Wednesday, January 13, 2010
Talked to the girls for a few hours tonight on Soi Cowboy. Swallowed deep, put on my Thai smile like it's all fine and normal to be hanging out with topless prostitutes.
Brought them fruit - mangoes spiced with red chili flakes, green grapes. Got there before it got too busy, too crazy for them to talk.
One girl said I needed a tan and could come back and work with her.
Two asian men asked how must I cost. How much? How much?
Not for sale.
The same girl who said I need a tan also told me I'm fat and if I stay in Thailand, I'll eat Thai food and get skinny. "Honey if I get skinny like you, I'll also have small tits like yours." She thought that was really funny. And I do too :)
A dad was in one of the go-gos with his 15 years old-ish son. The son looked absolutely terrified.
The mama-sans were nice to me until the clock struck 10pm. Then I was taking up prime real estate in front of the stage and needed to vacate. They were nice then too, but I still had to vacate. She hoped I'd come back and she'd see me soon.
One girl said she had been in Bangkok - which for her means in the bars - for six days. Six months you mean? Six days, she re-confirmed. Then she had to go on the stage.
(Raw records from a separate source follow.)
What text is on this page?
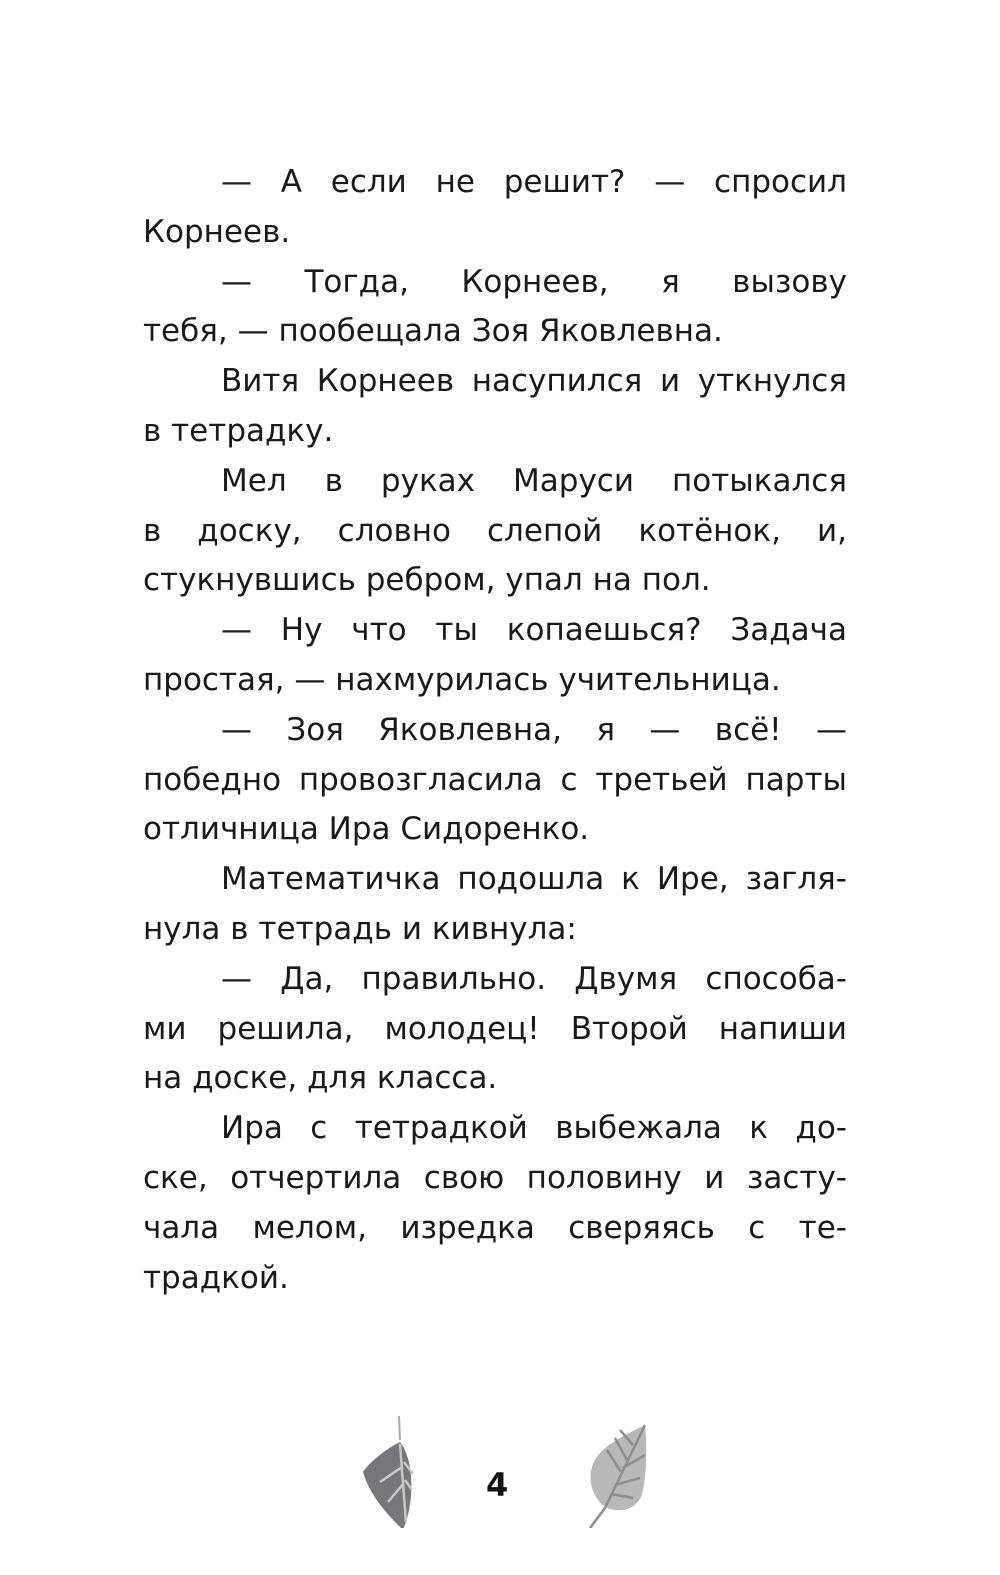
— А если не решит? — спросил
Корнеев.
— Тогда, Корнеев, я вызову
тебя, — пообещала Зоя Яковлевна.
Витя Корнеев насупился и уткнулся
в тетрадку.
Мел в руках Маруси потыкался
в доску, словно слепой котёнок, и,
стукнувшись ребром, упал на пол.
— Ну что ты копаешься? Задача
простая, — нахмурилась учительница.
— Зоя Яковлевна, я — всё! —
победно провозгласила с третьей парты
отличница Ира Сидоренко.
Математичка подошла к Ире, загля-
нула в тетрадь и кивнула:
— Да, правильно. Двумя способа-
ми решила, молодец! Второй напиши
на доске, для класса.
Ира с тетрадкой выбежала к до-
ске, отчертила свою половину и засту-
чала мелом, изредка сверяясь с те-
традкой.
4
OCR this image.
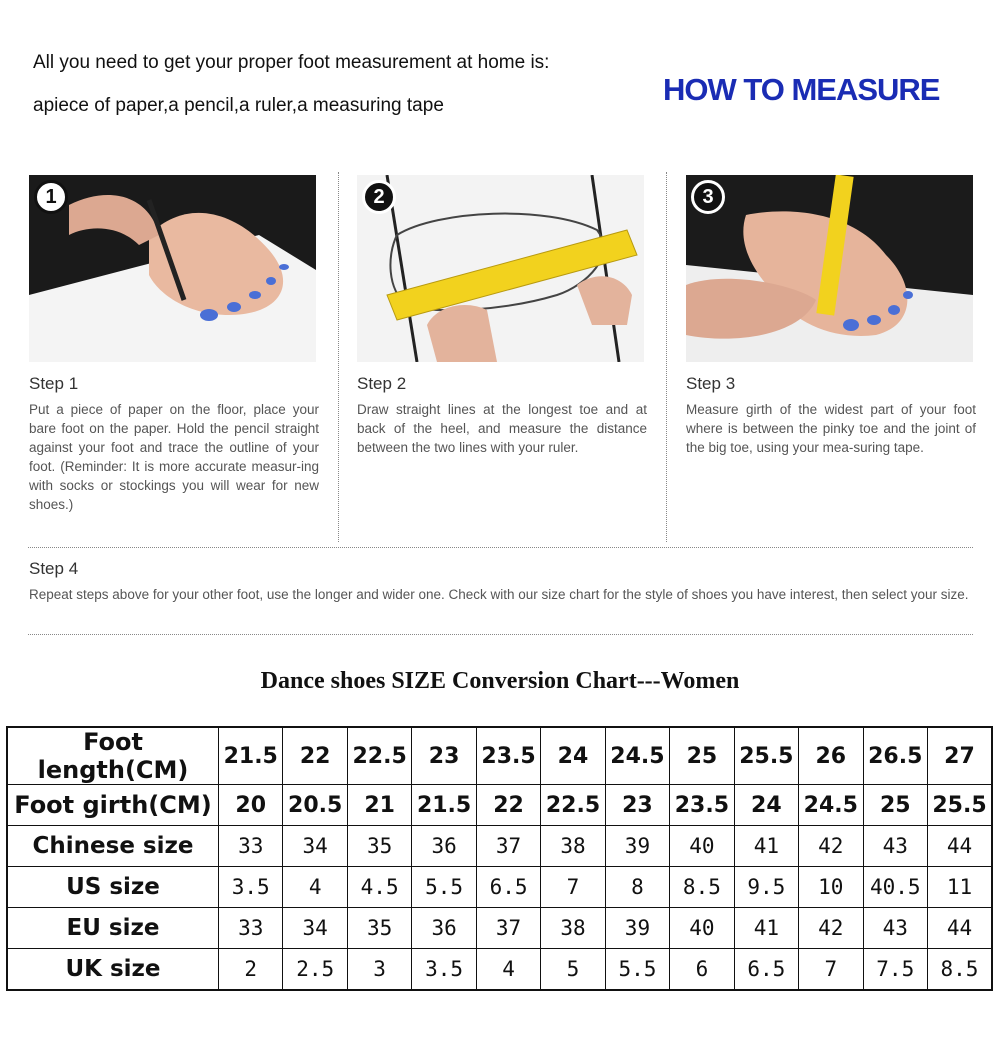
All you need to get your proper foot measurement at home is:
apiece of paper,a pencil,a ruler,a measuring tape	HOW TO MEASURE
1	2	3
Step 1
Put a piece of paper on the floor, place your bare foot on the paper. Hold the pencil straight against your foot and trace the outline of your foot. (Reminder: It is more accurate measur-ing with socks or stockings you will wear for new shoes.)
Step 2
Draw straight lines at the longest toe and at back of the heel, and measure the distance between the two lines with your ruler.
Step 3
Measure girth of the widest part of your foot where is between the pinky toe and the joint of the big toe, using your mea-suring tape.
Step 4
Repeat steps above for your other foot, use the longer and wider one. Check with our size chart for the style of shoes you have interest, then select your size.
Dance shoes SIZE Conversion Chart---Women
Foot length(CM)	21.5	22	22.5	23	23.5	24	24.5	25	25.5	26	26.5	27
Foot girth(CM)	20	20.5	21	21.5	22	22.5	23	23.5	24	24.5	25	25.5
Chinese size	33	34	35	36	37	38	39	40	41	42	43	44
US size	3.5	4	4.5	5.5	6.5	7	8	8.5	9.5	10	40.5	11
EU size	33	34	35	36	37	38	39	40	41	42	43	44
UK size	2	2.5	3	3.5	4	5	5.5	6	6.5	7	7.5	8.5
A girl asked me if I wanted to try what she was eating. I really didn't but did anyway. After I took a cautious bite she told me it was "mou" and puffed up her cheeks. "MOUSE!? Lady, I'm a farang! We don't eat mouse!" She laughed for about five minutes - translated what I said to the other girls (more laughter) and clarified what I had eaten was actually "mouth." A duck's, apparently. Well ok then. That's slightly better. I told her I don't like the bugs they eat from the bug carts either - because the legs get stuck in my teeth. She thought that was funny too. Silly farang.